Whether such platitudes were actually true in practice is open to question, but the very fact that the University wished to project such an image suggests a continuity between the old Yale and the present, one that few students might think to acknowledge.

“Diversity” meant something fairly different at the time, of course. All the students are clean shaven white males and look nearly identical in their suits and ties, which is still true in “To Be a Man,” made 26 years later.

Masculinity?

If “A Small College,” seems the work of a University hack, the Yale-produced “To Be A Man” is unmistakably the work of a professional documentarian. There is no narration; rather the film moves through thematically linked conversations with students and faculty, scenes in lecture halls and classroom, and spectacular aerial shots of the campus, all rendered in elegant black and white.

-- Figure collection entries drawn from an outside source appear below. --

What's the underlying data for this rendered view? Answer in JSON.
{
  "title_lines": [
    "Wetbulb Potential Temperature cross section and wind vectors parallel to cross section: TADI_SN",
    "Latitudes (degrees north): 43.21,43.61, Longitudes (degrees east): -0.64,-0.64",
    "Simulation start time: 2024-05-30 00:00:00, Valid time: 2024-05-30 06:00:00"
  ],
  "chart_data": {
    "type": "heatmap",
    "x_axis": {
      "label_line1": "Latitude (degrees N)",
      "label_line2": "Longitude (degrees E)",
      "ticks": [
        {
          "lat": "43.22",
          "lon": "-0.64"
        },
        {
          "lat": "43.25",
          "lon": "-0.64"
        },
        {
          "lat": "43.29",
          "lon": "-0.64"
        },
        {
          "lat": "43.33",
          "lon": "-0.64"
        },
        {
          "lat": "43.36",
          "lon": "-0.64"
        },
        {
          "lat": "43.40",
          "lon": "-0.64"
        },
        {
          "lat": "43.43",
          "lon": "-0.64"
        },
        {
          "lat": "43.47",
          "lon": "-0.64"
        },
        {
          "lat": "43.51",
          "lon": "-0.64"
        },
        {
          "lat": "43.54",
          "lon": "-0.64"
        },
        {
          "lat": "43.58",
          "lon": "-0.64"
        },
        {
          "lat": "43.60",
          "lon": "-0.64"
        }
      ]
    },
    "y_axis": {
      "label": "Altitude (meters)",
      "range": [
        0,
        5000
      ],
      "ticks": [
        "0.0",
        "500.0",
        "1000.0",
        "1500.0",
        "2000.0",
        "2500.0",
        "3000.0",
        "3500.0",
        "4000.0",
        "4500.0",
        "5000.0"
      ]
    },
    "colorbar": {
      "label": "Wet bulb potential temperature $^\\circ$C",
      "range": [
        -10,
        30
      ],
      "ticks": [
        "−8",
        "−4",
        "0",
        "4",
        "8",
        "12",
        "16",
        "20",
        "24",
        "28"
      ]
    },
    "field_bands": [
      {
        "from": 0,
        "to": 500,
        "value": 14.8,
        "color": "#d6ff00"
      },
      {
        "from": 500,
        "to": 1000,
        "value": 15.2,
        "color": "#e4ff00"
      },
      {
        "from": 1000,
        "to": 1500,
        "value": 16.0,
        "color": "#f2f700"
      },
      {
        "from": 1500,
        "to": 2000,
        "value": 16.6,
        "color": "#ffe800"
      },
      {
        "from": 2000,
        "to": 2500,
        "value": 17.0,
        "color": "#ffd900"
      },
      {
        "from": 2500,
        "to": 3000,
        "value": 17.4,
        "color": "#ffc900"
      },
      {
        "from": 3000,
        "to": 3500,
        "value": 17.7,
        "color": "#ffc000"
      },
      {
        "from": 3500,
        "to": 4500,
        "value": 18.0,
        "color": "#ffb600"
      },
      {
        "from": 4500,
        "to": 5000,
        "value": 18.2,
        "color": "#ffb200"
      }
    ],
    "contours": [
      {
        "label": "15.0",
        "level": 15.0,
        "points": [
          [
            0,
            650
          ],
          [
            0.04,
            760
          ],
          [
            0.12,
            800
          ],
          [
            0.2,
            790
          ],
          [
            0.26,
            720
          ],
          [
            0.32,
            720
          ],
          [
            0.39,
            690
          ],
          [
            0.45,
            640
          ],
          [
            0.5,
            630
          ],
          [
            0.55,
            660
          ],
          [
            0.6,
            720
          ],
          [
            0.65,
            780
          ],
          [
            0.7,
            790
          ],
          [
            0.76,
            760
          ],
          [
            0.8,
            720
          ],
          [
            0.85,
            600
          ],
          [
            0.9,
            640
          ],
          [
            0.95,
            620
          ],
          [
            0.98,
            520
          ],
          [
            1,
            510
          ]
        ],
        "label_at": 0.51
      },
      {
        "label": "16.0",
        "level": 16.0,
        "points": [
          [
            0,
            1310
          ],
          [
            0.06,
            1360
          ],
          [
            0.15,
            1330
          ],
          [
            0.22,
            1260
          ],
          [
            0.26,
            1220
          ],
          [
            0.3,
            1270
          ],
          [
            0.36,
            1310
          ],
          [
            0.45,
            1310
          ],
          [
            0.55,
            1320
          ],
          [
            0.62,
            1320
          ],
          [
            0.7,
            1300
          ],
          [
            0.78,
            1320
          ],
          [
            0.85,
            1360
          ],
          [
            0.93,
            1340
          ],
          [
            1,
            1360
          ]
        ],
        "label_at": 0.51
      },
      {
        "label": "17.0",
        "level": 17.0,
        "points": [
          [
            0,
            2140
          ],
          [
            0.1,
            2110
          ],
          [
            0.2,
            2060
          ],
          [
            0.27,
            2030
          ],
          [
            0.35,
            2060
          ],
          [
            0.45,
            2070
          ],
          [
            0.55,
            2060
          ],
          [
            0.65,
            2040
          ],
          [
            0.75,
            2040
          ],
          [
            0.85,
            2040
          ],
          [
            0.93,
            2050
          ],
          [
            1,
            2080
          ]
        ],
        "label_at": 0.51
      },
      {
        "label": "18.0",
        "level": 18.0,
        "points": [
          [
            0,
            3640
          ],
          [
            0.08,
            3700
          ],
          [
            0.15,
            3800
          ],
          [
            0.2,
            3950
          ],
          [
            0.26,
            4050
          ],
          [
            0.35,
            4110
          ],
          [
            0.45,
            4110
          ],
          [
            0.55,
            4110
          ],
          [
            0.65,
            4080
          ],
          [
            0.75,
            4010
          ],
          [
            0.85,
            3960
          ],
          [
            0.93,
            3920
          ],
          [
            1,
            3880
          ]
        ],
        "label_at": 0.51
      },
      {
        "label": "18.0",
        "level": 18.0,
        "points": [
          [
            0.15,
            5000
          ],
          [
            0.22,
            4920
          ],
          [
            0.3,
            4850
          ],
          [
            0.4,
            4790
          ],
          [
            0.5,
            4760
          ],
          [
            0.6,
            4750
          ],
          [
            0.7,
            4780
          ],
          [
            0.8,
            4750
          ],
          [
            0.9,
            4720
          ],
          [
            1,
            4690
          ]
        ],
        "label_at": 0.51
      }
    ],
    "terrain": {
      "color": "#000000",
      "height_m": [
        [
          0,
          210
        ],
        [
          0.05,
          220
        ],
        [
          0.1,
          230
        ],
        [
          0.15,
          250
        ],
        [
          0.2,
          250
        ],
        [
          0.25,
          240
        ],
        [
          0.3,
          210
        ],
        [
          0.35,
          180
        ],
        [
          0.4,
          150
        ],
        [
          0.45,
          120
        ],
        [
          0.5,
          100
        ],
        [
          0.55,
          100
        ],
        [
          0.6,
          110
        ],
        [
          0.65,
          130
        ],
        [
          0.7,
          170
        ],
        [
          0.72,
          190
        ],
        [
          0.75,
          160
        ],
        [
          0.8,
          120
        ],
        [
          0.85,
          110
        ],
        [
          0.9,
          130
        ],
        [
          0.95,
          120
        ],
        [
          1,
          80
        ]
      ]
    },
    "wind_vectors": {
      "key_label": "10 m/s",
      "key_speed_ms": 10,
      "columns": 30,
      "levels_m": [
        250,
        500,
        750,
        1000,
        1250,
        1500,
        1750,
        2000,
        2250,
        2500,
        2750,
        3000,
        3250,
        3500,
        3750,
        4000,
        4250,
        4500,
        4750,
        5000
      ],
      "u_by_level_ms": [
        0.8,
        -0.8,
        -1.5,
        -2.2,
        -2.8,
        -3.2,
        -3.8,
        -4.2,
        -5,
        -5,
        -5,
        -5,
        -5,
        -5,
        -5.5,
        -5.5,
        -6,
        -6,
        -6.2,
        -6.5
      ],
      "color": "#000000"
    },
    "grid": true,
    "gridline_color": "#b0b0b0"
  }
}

Director/writer/photographer Murray Lerner later became obsessed with Jimi Hendrix and made three documentaries about him, including “Message to Love” about the Isle of Wight rock concert. The film features an original score by Chicago blues bandmaster Paul Butterfield.

Lerner loves to spice up his film with moments of comic relief by allowing his subjects to rant on camera, offering them just enough opportunity to appear truly ridiculous.

One architecture professor tells the camera that the material he presents in lecture “is kind of sacred” and that he is “damn well going to make [his students] pay attention.”

He continues in this vein: “I distrust the coffee break comradeship — [lecture] is where you break through all the sentimental, messy relations between human beings to communicate at the level of objective intellectual truth.”

The scene Pimsleur selected is one that, in context, seems to mock the snobbery of the speaker, rather than sharing it. Before prattling on about the virtues of the old Yale, the freshman in question griped about his roommate’s tendency to study, among other things.

The title notwithstanding, the film is actually not an exercise in unabashed chauvinism, but a more subtle examination of what one should derive from one’s college education. The title actually refers to the tension between learning for its own sake and the need for broader social involvement.

The film includes many speakers critical of Yale, most notably University Chaplain William Sloane Coffin, who takes Yale professors to task for encouraging students to reflect rather than inspiring them to take action.

One only sees evidence that this is a Yale recruitment film when one considers the things that are missing. For all the talk about activism, the actual issues of the time — civil rights and the war in Vietnam — are alluded to only in a shot of a bulletin board bearing posters from the John Birch Society and the Black Panthers. Nor is any reference made to the possibility of coeducation, which materialized three years later.

Yet if the students in the film look remarkably different from those of today, their questions and concerns are close enough to our own to elevate the movie from the realm of camp, or even that of artifact.

If an afternoon spent with “To Be a Man” and “Yale: A Small College, A Great University” affords you moments of fleeting self-congratulation, they are matched, scene for scene, by shocks of recognition.